Ben Spies looked a bit chagrined at being pipped by Fabrizio, wryly noting that he would have thought that Fabrizio would have let the American take the pole in repayment for Fabrizio taking him out in Brno. Spies claimed to have made a few mistakes on his fast lap that cost him a few tenths, not that the casual observer could detect any errors. Spies was his normal smooth unflappable self, in contrast to Sterilgarda Yamaha teammate Tom Sykes, who looked at times like the Urban Cowboy riding the mechanical bull at Gilley's, his R1 bucking and snorting through the corners.
Third-place man Jonny Rea also claimed errors on his best lap but was happy overall, citing a number of new parts that needed to be evaluated over a shortened practice schedule.
Noriyuki Haga elevated himself up from the depths of midpack to come fourth, which isn't a bad place to be for an old guy.
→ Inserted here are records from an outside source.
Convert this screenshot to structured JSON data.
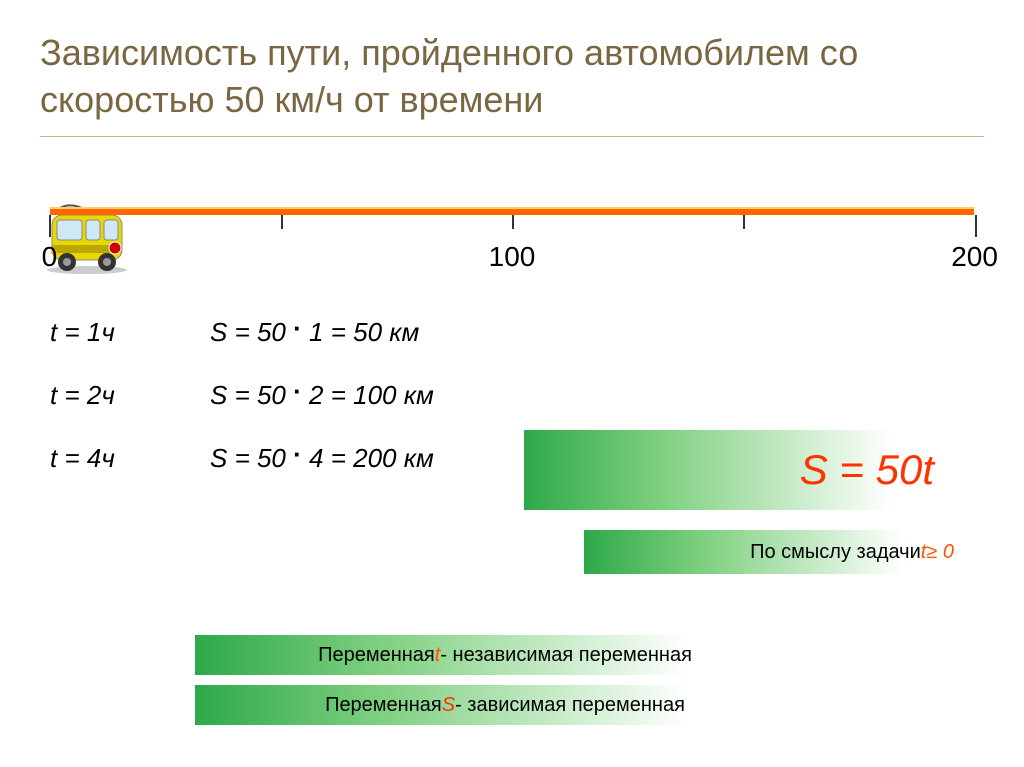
{
  "title": "Зависимость пути, пройденного автомобилем со скоростью 50 км/ч от времени",
  "numberline": {
    "color": "#ff6600",
    "highlight_color": "#ffcc66",
    "min": 0,
    "max": 200,
    "labels": [
      "0",
      "100",
      "200"
    ],
    "label_positions_pct": [
      1,
      50,
      99
    ],
    "tick_positions_pct": [
      1,
      25.5,
      50,
      74.5,
      99
    ],
    "tall_ticks": [
      0,
      4
    ]
  },
  "equations": {
    "rows": [
      {
        "t": "t = 1ч",
        "s_prefix": "S = 50",
        "s_suffix": "1 = 50 км"
      },
      {
        "t": "t = 2ч",
        "s_prefix": "S = 50",
        "s_suffix": "2 = 100 км"
      },
      {
        "t": "t = 4ч",
        "s_prefix": "S = 50",
        "s_suffix": "4 = 200 км"
      }
    ],
    "dot": "·"
  },
  "formula": {
    "S": "S",
    "eq": " = 50",
    "t": "t"
  },
  "constraint": {
    "text": "По смыслу задачи  ",
    "var": "t",
    "cond": "  ≥ 0"
  },
  "variables": {
    "line1_pre": "Переменная   ",
    "line1_var": "t",
    "line1_post": "   - независимая переменная",
    "line2_pre": "Переменная   ",
    "line2_var": "S",
    "line2_post": "  - зависимая переменная"
  },
  "colors": {
    "title": "#7a6642",
    "orange": "#ff5500",
    "red": "#ff3300",
    "green_start": "#2ea84a",
    "bus_body": "#e8d800",
    "bus_dark": "#b8a800"
  }
}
Haga has always had the ability to summon forth a bit of extra speed on race day, so he should be able to hang with the kids at the front.
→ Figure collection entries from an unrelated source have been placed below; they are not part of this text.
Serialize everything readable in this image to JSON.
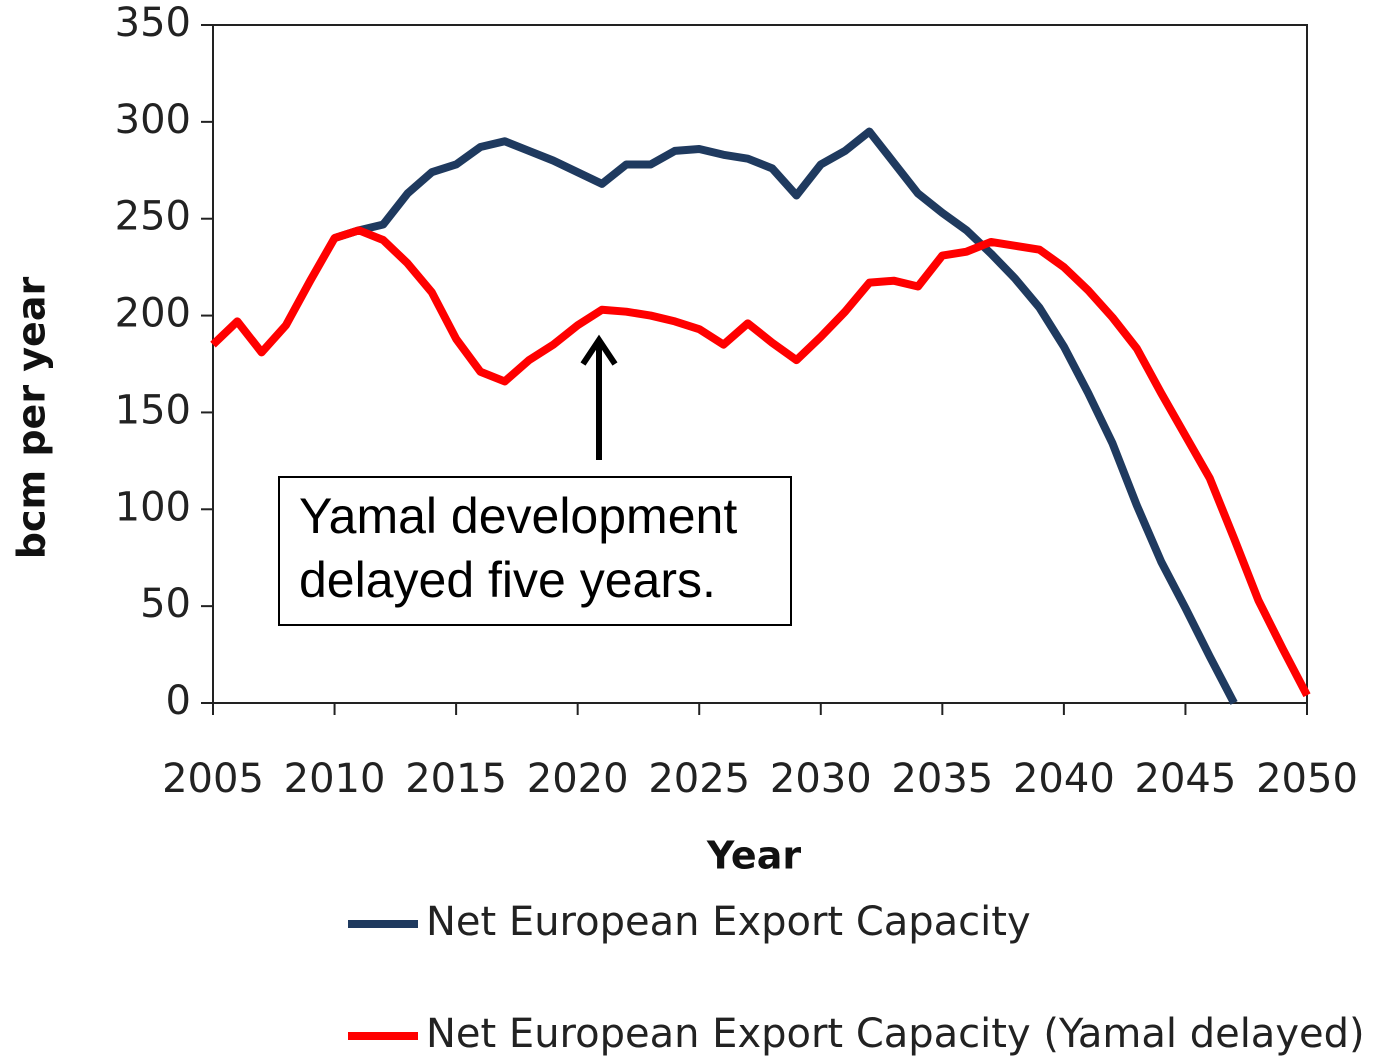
{
  "chart_data": {
    "type": "line",
    "xlabel": "Year",
    "ylabel": "bcm per year",
    "xlim": [
      2005,
      2050
    ],
    "xticks": [
      2005,
      2010,
      2015,
      2020,
      2025,
      2030,
      2035,
      2040,
      2045,
      2050
    ],
    "ylim": [
      0,
      350
    ],
    "yticks": [
      0,
      50,
      100,
      150,
      200,
      250,
      300,
      350
    ],
    "grid": false,
    "legend": "bottom",
    "annotation": [
      "Yamal development",
      "delayed five years."
    ],
    "series": [
      {
        "name": "Net European Export Capacity",
        "color": "#1f3a5f",
        "x": [
          2010,
          2011,
          2012,
          2013,
          2014,
          2015,
          2016,
          2017,
          2018,
          2019,
          2020,
          2021,
          2022,
          2023,
          2024,
          2025,
          2026,
          2027,
          2028,
          2029,
          2030,
          2031,
          2032,
          2033,
          2034,
          2035,
          2036,
          2037,
          2038,
          2039,
          2040,
          2041,
          2042,
          2043,
          2044,
          2045,
          2046,
          2047
        ],
        "values": [
          240,
          244,
          247,
          263,
          274,
          278,
          287,
          290,
          285,
          280,
          274,
          268,
          278,
          278,
          285,
          286,
          283,
          281,
          276,
          262,
          278,
          285,
          295,
          279,
          263,
          253,
          244,
          232,
          219,
          204,
          184,
          160,
          134,
          102,
          73,
          49,
          24,
          0
        ]
      },
      {
        "name": "Net European Export Capacity (Yamal delayed)",
        "color": "#ff0000",
        "x": [
          2005,
          2006,
          2007,
          2008,
          2009,
          2010,
          2011,
          2012,
          2013,
          2014,
          2015,
          2016,
          2017,
          2018,
          2019,
          2020,
          2021,
          2022,
          2023,
          2024,
          2025,
          2026,
          2027,
          2028,
          2029,
          2030,
          2031,
          2032,
          2033,
          2034,
          2035,
          2036,
          2037,
          2038,
          2039,
          2040,
          2041,
          2042,
          2043,
          2044,
          2045,
          2046,
          2047,
          2048,
          2049,
          2050
        ],
        "values": [
          185,
          197,
          181,
          195,
          218,
          240,
          244,
          239,
          227,
          212,
          188,
          171,
          166,
          177,
          185,
          195,
          203,
          202,
          200,
          197,
          193,
          185,
          196,
          186,
          177,
          189,
          202,
          217,
          218,
          215,
          231,
          233,
          238,
          236,
          234,
          225,
          213,
          199,
          183,
          160,
          138,
          116,
          85,
          53,
          28,
          4
        ]
      }
    ]
  }
}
Ducati mounted Shane "Shakey" Byrne and Jakob Smrz have been fast all weekend, but have been unable to muster the extra couple tenths necessary to stay with the front-runners. Smrz might have some splainin' to do to Team manager Frankie Chili, who looked livid after Smrz' last lap crash.
Aprilia riders Max Biaggi and Marco Simoncelli placed 6th and 8th respectively. One wonders if Max was on his "A" bike, given the column of smoke rising from the tail section of the RSV4 in the pits at the end of session 2. Casual tourist Marco Simoncelli has made steady progress through the weekend, although the cynics among us might have expected no less from a 250cc World Champion en route to a prime MotoGP seat. When one observes Super Sic on the Aprilia one is immediately struck by how tiny the RSV4 looks under the relatively gangly Italian. Simoncelli's yellow accented Dainese leathers lividly accentuate his elbows and knees protruding beyond the compact machine.
Barring catastrophe, it is difficult to look beyond the front four to find a winner. Exactly who that rider will be is impossible to determine given their closeness in practice and qualifying. The real winner will be us race fans who are looking forward to the kind of fairing-bashing close-quarters racing that Imola is famous for.